Mais, dans une interview dont la presse ivoirienne s‘est fait l‘écho, Charles Blé Goudé, leader de la galaxie patriotique qui serait en exil au Bénin, est perplexe. «Avec Laurent Gbagbo en prison et ses compagnons traqués, peut-on parler de justice sans police, sans gendarmerie, sans prisons ? », s‘interrogeait-il dans les colonnes de Jeune Afrique. Non sans ajouter sur fond d‘ironie qu‘en Côte d‘Ivoire actuellement, «il n‟y a que deux prisons : le Golf-Hôtel et l‟hôtel La Pergola».
Et la polémique ne se limite pas seulement à la dénomination. La période de référence elle-même divise les mouvements sociaux. De l‘avis du Dr Patrick N‘Gouan, Coordonnateur National de La Convention de la Société Civile Ivoirienne (CSCI), la période de référence du processus de justice transitionnelle doit courir de 1960 à 2011. Une période de référence subdivisée en trois sous-périodes comme suit :
• 1960-1989 : monopartisme marqué par les problèmes de gestion du foncier rural, les grands flux migratoires vers le Sud, le début des problèmes identitaires mais aussi les affaires du Sanwi et du Guébié ;
• 1989-1999 : première décennie du multipartisme marquée par la crise autour de la succession en 1993 et le coup d‘Etat de 1999 ;
• 2000-2010, deuxième décennie du multipartisme marquée par les instabilités politiques des coups de force à succession).

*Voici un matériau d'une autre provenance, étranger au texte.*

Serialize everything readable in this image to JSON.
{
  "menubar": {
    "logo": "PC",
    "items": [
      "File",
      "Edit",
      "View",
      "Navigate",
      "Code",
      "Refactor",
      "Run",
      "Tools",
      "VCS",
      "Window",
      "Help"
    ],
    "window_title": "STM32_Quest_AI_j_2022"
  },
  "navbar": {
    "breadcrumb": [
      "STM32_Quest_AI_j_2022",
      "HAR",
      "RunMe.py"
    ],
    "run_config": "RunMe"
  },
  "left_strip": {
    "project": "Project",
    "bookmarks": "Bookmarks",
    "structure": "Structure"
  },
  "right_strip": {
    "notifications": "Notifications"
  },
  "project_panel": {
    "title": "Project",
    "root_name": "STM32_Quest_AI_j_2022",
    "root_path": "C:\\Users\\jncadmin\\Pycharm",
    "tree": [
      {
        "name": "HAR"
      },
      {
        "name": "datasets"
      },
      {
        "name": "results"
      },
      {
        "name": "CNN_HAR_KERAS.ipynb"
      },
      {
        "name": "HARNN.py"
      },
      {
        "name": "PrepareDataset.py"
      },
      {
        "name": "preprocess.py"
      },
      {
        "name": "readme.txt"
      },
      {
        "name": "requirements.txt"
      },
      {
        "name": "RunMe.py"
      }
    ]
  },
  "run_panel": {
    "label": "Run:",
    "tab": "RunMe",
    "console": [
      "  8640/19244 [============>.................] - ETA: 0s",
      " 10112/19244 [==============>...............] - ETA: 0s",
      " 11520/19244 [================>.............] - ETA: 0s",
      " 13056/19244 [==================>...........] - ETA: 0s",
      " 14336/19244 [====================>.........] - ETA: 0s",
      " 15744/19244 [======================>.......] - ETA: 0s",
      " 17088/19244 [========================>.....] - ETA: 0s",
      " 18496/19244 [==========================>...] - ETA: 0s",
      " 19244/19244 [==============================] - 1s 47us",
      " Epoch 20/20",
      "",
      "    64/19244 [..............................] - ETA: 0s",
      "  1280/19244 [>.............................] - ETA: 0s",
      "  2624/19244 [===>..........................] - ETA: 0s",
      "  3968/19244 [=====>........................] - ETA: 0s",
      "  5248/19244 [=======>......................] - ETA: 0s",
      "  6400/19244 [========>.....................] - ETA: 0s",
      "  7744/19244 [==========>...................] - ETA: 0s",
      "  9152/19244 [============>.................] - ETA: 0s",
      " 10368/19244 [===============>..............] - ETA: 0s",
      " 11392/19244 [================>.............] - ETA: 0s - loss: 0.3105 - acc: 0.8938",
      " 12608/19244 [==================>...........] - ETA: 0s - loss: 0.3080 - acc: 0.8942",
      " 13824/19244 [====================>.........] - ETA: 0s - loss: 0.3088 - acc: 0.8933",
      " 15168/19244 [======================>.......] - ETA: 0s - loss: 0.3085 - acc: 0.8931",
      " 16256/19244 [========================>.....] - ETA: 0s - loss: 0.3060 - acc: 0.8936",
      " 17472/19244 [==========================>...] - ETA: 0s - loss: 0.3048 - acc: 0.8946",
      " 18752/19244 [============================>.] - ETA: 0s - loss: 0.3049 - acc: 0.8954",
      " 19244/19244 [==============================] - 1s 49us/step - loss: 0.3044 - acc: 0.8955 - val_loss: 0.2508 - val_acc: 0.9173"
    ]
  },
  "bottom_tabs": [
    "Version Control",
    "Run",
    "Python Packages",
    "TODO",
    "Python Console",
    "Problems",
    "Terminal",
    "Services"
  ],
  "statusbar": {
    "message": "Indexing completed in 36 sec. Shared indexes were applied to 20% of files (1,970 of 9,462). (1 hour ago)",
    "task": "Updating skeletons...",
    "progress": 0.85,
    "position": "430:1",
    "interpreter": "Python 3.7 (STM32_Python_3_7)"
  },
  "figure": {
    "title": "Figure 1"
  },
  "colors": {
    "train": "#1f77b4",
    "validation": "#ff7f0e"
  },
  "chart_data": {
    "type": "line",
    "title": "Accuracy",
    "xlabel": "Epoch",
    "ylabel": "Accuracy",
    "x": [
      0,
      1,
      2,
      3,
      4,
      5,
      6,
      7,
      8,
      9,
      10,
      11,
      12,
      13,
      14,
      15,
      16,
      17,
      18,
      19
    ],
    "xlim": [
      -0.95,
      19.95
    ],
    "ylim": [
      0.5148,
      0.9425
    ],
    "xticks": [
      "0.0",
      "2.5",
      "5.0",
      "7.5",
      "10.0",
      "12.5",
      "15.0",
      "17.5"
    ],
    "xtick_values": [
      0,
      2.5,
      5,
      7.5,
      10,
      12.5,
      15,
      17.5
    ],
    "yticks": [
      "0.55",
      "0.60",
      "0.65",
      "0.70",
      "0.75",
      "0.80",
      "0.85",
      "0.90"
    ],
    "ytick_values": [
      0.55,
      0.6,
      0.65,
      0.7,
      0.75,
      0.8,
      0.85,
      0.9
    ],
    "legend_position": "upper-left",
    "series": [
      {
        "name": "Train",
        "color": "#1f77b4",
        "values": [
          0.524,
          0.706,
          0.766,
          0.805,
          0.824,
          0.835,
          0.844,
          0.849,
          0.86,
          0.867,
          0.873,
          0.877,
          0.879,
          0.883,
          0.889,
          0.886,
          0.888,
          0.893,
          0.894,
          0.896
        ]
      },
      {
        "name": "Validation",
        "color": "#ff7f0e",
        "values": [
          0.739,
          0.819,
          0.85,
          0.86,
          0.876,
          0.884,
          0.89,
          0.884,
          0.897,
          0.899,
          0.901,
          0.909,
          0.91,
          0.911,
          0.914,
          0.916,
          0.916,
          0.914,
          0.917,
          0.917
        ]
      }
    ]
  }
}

Et ce, pour couvrir tous les évènements politiques, socioculturels, économiques et militaires survenus en Côte d‘Ivoire. « Certains faits qui ont contribué à la fracture sociale, ont leurs origines dans la période du monopartisme. Ces faits doivent être revisités dans le cadre du processus de réconciliation nationale. Nous appelons l‟Etat de Côte d‟Ivoire à prendre des dispositions liées au devoir de mémoire pour assumer ce qui s‟est passé avant la crise fratricide de 2010 dans le Sanwi et le Guébié, pour que ces peuples participent à la réconciliation », explique-t-il.
Poursuivant, il soutient que si les principes généraux qui gouvernent la mise en place d‘une commission vérité et réconciliation avaient été rigoureusement suivis, ce débat ne se serait pas posé. Pour lui, quand un Président de la République initie une procédure de réconciliation nationale et qu‘il le fait d‘une manière unilatérale, cette approche ne rassure pas.
«Le Président Gbagbo avait initié le forum de 2001 avec toute sa bonne volonté, mais étant donné que la procédure n‟a pas été consensuelle et démocratique au niveau du choix du directoire et de la synthèse des travaux, les autres n‟ont pas eu confiance et le forum n‟a pas pu aboutir. Le même Président Gbagbo a créé un ministère de la Réconciliation nationale, mais étant donné que ce ministère était dirigé par un de ses proches, je me demande si les milliards qui ont été engloutis dans ce ministère ont permis de réconcilier les Ivoiriens. Nous ne voulons pas que le Président Ouattara tombe dans les mêmes erreurs. Il faut qu‟on tire les leçons du passé et qu‟on s‟inspire des principes généraux dans le domaine», préconise-t-il.
Au niveau du Mouvement ivoirien des droits humains(MIDH) où la question de la justice transitionnelle a été au centre de réflexions en 2008 et 2009 avant même la crise postélectorale, l‘on préconise une période de référence allant de 1990 à 2011. Ce qui permettra de porter le regard sur les évènements à l‘avènement du multipartisme, le coup d‘Etat de 1999, la rébellion de 2002 et la crise postélectorale. «Nous considérons que les faits majeurs qui ont un effet direct sur la crise postélectorale de novembre 2010 remontent au retour au multipartisme. Il faut ressortir les dossiers qui ont divisé les Ivoiriens sur cette période de sorte à taire les récriminations antérieures de manière définitive et durable. Dans tous les cas, il est nécessaire d‟avoir un consensus sur la période de référence que doivent couvrir les travaux de la commission. Cette période pourrait être défini après consultation de certains groupes de la population», souligne M. Latif, secrétaire général du MIDH.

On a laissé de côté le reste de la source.